Lesue is an accomplished athlete, the leading receiver in the AFL this season and an Olympic hopeful in bobsled and rugby. But at that moment, he felt helpless.

“In a football game, you are prepared for any situation,” he said. “But for that situation, I was totally unprepared.

“You don't want someone dying in your arms.”

Lesue was on his way home from Blaze practice when, one exit before he normally left Interstate 15 south of Salt Lake City — he saw Hatch's vehicle suddenly avoid a car that had drifted in front of hers.

Hatch's SUV hit the concrete median barrier at full speed, skidded across the roadway and landed on its roof. Two cars behind, Lesue immediately pulled over and ran across the busy highway.

“The first thing you think of is somebody might need some help,” he said.

Several other motorists stopped. Someone ran for a fire extinguisher. Another called 911. Lesue and four others cradled their arms around Hatch and carefully removed her from the wreckage.

“We kept telling her it was OK,” said Lesue, who held Hatch's head. “We didn't know if she had any internal injuries. We were literally praying for her to be OK, but in your heart … ”

Hatch, 25, never lost consciousness. She spent one day in the hospital with wrist, clavicle, lower-back and head injuries. She remains a student at Brigham Young University, where she is a figure skating instructor and member of the university's team.

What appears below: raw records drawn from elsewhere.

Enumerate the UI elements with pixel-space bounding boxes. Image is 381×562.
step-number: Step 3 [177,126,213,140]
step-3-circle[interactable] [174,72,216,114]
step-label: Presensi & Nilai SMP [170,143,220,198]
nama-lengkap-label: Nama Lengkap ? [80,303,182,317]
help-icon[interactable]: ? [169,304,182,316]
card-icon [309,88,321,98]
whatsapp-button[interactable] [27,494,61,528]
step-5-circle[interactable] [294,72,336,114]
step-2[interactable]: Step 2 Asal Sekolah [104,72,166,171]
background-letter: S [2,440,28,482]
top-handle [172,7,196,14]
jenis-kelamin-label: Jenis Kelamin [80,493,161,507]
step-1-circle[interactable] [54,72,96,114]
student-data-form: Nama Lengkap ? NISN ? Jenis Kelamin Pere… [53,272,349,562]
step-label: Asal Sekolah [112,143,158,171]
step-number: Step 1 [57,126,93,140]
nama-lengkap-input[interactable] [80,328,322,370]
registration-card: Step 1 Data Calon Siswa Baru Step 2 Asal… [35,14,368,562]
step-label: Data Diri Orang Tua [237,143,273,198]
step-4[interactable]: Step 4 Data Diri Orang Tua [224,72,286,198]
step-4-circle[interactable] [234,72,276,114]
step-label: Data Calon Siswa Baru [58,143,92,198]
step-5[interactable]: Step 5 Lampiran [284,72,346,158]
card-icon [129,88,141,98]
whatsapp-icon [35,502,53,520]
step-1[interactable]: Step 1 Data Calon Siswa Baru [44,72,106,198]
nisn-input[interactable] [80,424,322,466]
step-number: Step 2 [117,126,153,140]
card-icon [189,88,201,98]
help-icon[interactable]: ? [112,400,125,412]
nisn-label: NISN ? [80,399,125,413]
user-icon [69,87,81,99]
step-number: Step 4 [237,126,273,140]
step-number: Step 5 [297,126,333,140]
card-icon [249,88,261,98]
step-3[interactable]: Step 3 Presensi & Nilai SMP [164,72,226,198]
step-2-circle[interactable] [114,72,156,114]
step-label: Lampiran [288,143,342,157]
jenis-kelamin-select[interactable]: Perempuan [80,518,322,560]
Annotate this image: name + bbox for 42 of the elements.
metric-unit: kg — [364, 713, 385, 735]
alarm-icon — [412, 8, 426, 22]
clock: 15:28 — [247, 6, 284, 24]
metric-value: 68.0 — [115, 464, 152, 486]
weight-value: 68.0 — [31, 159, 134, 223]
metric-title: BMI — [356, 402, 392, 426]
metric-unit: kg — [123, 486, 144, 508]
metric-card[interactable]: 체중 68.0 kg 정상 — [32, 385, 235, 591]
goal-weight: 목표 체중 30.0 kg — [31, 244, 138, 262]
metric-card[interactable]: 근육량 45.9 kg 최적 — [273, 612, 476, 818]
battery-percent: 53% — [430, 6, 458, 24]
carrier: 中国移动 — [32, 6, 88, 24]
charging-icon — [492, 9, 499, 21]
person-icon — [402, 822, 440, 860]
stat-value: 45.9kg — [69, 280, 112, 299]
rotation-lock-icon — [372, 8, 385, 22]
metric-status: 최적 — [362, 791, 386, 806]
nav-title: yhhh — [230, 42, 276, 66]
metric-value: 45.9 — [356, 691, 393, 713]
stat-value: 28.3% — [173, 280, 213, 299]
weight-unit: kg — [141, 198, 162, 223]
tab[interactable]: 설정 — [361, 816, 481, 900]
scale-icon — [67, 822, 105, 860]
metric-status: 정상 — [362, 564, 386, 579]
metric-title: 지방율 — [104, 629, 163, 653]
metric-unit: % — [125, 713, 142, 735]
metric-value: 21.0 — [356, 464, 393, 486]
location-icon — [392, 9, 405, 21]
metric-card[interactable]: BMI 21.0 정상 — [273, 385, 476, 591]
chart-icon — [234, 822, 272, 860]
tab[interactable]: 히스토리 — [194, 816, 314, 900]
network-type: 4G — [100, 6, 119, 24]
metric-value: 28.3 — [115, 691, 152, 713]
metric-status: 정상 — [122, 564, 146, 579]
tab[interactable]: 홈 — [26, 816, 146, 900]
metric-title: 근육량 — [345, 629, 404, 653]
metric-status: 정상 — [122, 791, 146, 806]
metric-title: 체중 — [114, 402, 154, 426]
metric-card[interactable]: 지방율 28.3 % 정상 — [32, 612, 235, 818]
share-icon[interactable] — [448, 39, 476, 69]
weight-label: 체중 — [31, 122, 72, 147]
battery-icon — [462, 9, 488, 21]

A former member of Team USA who has competed internationally, she has resumed her skating career.

“I have come a long way as far as the recovery and how my life is coming along,” she said. “(Surviving the accident) is something I am really grateful for.

“Not a day goes by that I don't think about my accident. But at least the reminders (pain) aren't there anymore.”

What remains is the friendship that grew between Lesue and Hatch. It started when Hatch — in shock and trying to breathe through injured ribs — looked up at her rescuers and found Lesue's hand.

“I was very confused and scared,” she said. “There was a hand close by me, and I felt the need to reach out and grab it and squeeze it.

“It gave me a sense of peace.”

Not knowing Hatch's condition, Lesue later contacted her via Facebook. They stay in touch through social media and text messaging.

She and her family were Lesue's guests at a Blaze game last season. When he scored a touchdown, he ran to Hatch's seat and handed her the football.

Lesue said the crash changed his outlook on life and helped his career.

“It didn't distract me,” he said “If anything, it made me play better. It gave me something to play for.

“Sometimes you take things for granted, and you forget life can be short. You pass by a ton of people every day, and you wave at them or smile at them, but to actually go from driving down the road one minute to caring for someone you don't even know the next, it was good for me to reevaluate myself.

“After that experience, you hug everyone you know. People you don't know, you want to shake their hand.”